The costs and benefits of animal experiments
Jul 07, 2011
Of course neither animals nor people are simply machines. Thinking that they are reveals a fundamental failure to appreciate their other qualities, such as their capacity for emotion, or ability to engage in genuine social relationships.
More disturbingly, such a claim reveals a degree of moral blindness. Machines have no moral standing. Living creatures do. In particular, unlike machines, both laboratory animals and people have the ability to suffer when afflicted by diseases, or when subjected to laboratory environments or procedures.
A utilitarian moral case based on 'the greatest good for the greatest number' might still be made for experimenting on animals, if it were truly the case that such research yielded tangible advancements in human healthcare. A parallel case could be made for experimenting on people to help a greater number of others. However, most people consider such practices morally abhorrent. Yet animal researchers and their advocates use a similar argument to justify invasive experiments on animals.

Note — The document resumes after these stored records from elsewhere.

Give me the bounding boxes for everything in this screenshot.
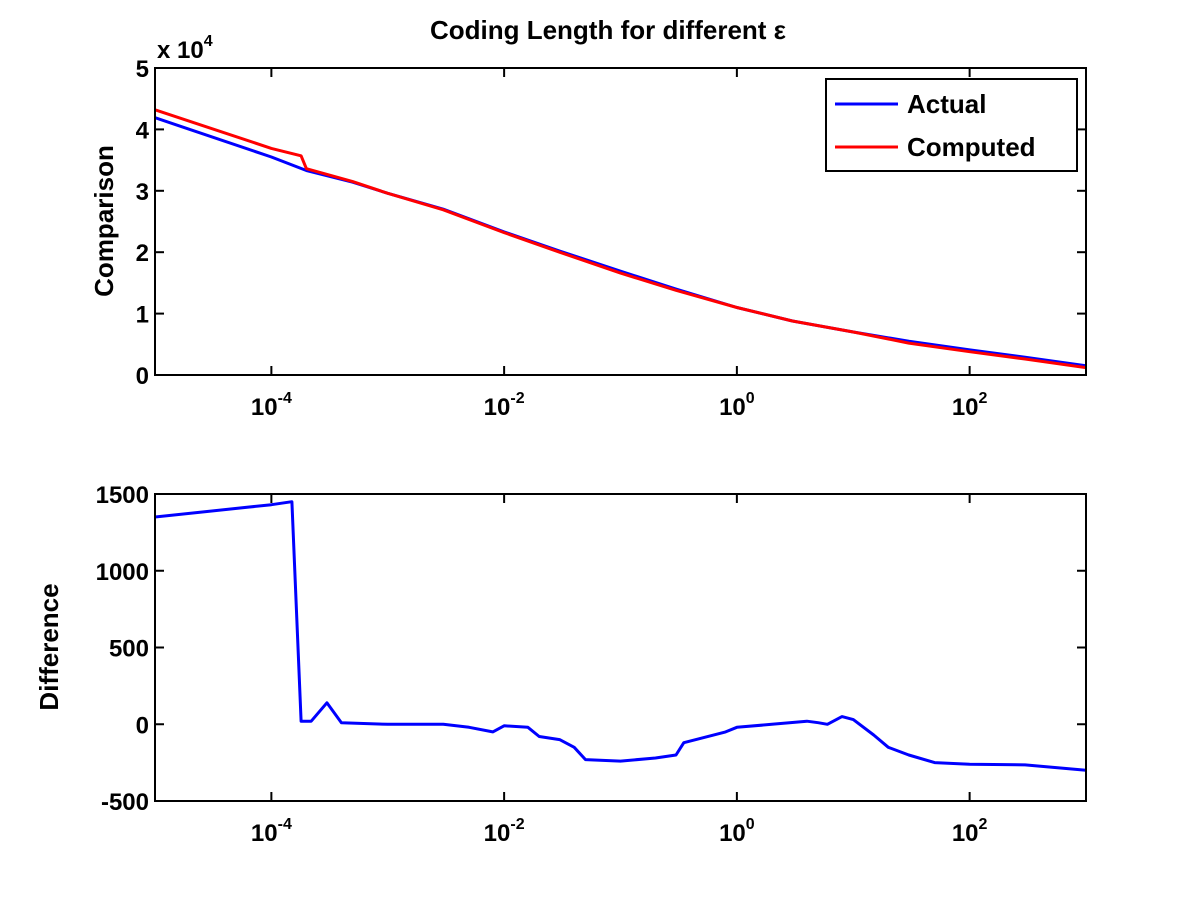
x-tick-base: 10 xyxy=(251,820,278,847)
x-tick-label: 10-4 xyxy=(251,390,292,421)
x-tick-label: 10-2 xyxy=(484,390,525,421)
y-tick-label: 500 xyxy=(109,636,149,663)
legend: Actual Computed xyxy=(825,78,1078,172)
x-tick-exponent: 2 xyxy=(979,816,988,833)
x-tick-base: 10 xyxy=(952,394,979,421)
x-tick-label: 10-4 xyxy=(251,816,292,847)
x-tick-label: 100 xyxy=(719,816,755,847)
x-tick-exponent: -4 xyxy=(278,390,292,407)
x-tick-base: 10 xyxy=(719,820,746,847)
difference-ylabel: Difference xyxy=(34,583,64,710)
x-tick-base: 10 xyxy=(484,820,511,847)
x-tick-exponent: 0 xyxy=(746,816,755,833)
y-tick-label: 0 xyxy=(136,363,149,390)
x-tick-exponent: 0 xyxy=(746,390,755,407)
x-tick-label: 100 xyxy=(719,390,755,421)
x-tick-exponent: -2 xyxy=(510,816,524,833)
y-tick-label: 1500 xyxy=(96,482,149,509)
y-tick-label: 5 xyxy=(136,56,149,83)
chart-title: Coding Length for different ε xyxy=(430,15,786,45)
x-tick-exponent: 2 xyxy=(979,390,988,407)
comparison-axes-box xyxy=(154,67,1087,376)
y-tick-label: 1 xyxy=(136,302,149,329)
y-multiplier-prefix: x 10 xyxy=(157,37,204,64)
difference-plot-area xyxy=(155,494,1086,801)
computed-series-line xyxy=(155,108,1086,370)
y-multiplier-exponent: 4 xyxy=(204,33,213,50)
y-tick-label: 0 xyxy=(136,712,149,739)
difference-series-line xyxy=(155,500,1086,772)
comparison-series xyxy=(155,108,1086,370)
x-tick-base: 10 xyxy=(251,394,278,421)
comparison-ylabel: Comparison xyxy=(89,145,119,297)
x-tick-base: 10 xyxy=(719,394,746,421)
legend-label-actual: Actual xyxy=(907,89,986,119)
legend-box xyxy=(825,78,1078,172)
y-tick-label: 1000 xyxy=(96,559,149,586)
legend-label-computed: Computed xyxy=(907,132,1036,162)
x-tick-base: 10 xyxy=(484,394,511,421)
x-tick-label: 102 xyxy=(952,816,988,847)
x-tick-label: 102 xyxy=(952,390,988,421)
x-tick-label: 10-2 xyxy=(484,816,525,847)
y-tick-label: 2 xyxy=(136,240,149,267)
difference-axes-box xyxy=(154,493,1087,802)
x-tick-exponent: -4 xyxy=(278,816,292,833)
x-tick-exponent: -2 xyxy=(510,390,524,407)
y-tick-label: 3 xyxy=(136,179,149,206)
difference-series xyxy=(155,500,1086,772)
x-tick-base: 10 xyxy=(952,820,979,847)
y-tick-label: 4 xyxy=(136,117,150,144)
y-tick-label: -500 xyxy=(101,789,149,816)
y-multiplier-label: x 104 xyxy=(157,33,213,64)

In order for this argument to hold, the moral standing of animals must be significantly less than that of people. When animals are seriously harmed or killed for relatively trivial human benefit, such as cosmetics testing or the satisfaction of scientific curiosity, the moral standing of animals must be thought extremely small. In 2011 Judith Benz-Schwarzburg and I reviewed in detail the scientific evidence for the existence of cognitive and related abilities in animals1. There is ample scientific evidence from this study and others demonstrating that many animals – including virtually all laboratory animals - have sufficient psychological characteristics to justify their inclusion within the community of moral consideration. This implies that many of the ways we use such animals, including subjecting them to involuntary confinement and participation in potentially harmful biomedical research, are wrong.
Additionally, the usefulness of invasive animal experiments is controversial. Some scientists claim these are essential for combating major human diseases or detecting human toxins. Others claim the contrary, pointing to the thousands of patients harmed by pharmaceuticals developed using animal tests. Similarly, some claim that all experiments are conducted humanely, to high scientific standards. Yet, a wealth of studies have recently revealed that laboratory animals suffer significant stress, which may also distort experimental results. Where, then, does the truth lie? How useful are such experiments in advancing human healthcare? How much do animals suffer as a result?
In The Costs and Benefits of Animal Experiments I provide more than a decade's worth of scientific research, personal experience, and an analysis of over 500 scientific publications, to give evidence-based answers to the key question: are animal experiments ethically justifiable? Systematic reviews examine large numbers of animal experiments selected randomly to eliminate bias. They represent the ‘gold standard’ when assessing biomedical research. In only two of 20 reviews located did the authors conclude that animal models were either significantly useful in contributing to the development of human clinical interventions, or substantially consistent with clinical outcomes. Furthermore, one of these conclusions was contentious. Seven additional reviews also failed to demonstrate reliable predictivity of human toxicities such as carcinogenicity and teratogenicity, and no reviews demonstrated contrary results. Results in animal models were frequently equivocal or inconsistent with human outcomes.
When considering overall costs and benefits one cannot reasonably conclude that the benefits which accrue to human patients or to those motivated by scientific curiosity exceed the costs incurred by animals subjected to scientific procedures. On the contrary, the evidence indicates that actual human benefit is rarely – if ever – sufficient to justify such costs.
According due respect to animal interests does not require the termination of all animal research, however. Such research ranges from field studies of wild populations, through non-invasive behavioural or psychological studies of sanctuary or laboratory populations, to mildly harmful invasive experimentation, more harmful experimentation, and, finally, protocols resulting in major harm or death. Ethical concerns are minimised in non-invasive observational, behavioural, or psychological studies of free-living or sanctuary populations.
Limiting animal research in this way would inevitably restrict the range of scientific questions that could be investigated. It would, however, strike the correct ethical balance between satisfying the interests of animals, and satisfying those of human beings, none of whom may be considered merely ‘machines’.
 Benz-Schwarzburg J & Knight A. 'Cognitive relatives yet moral strangers?', J Anim Ethics 2011; 1(1): 9-36.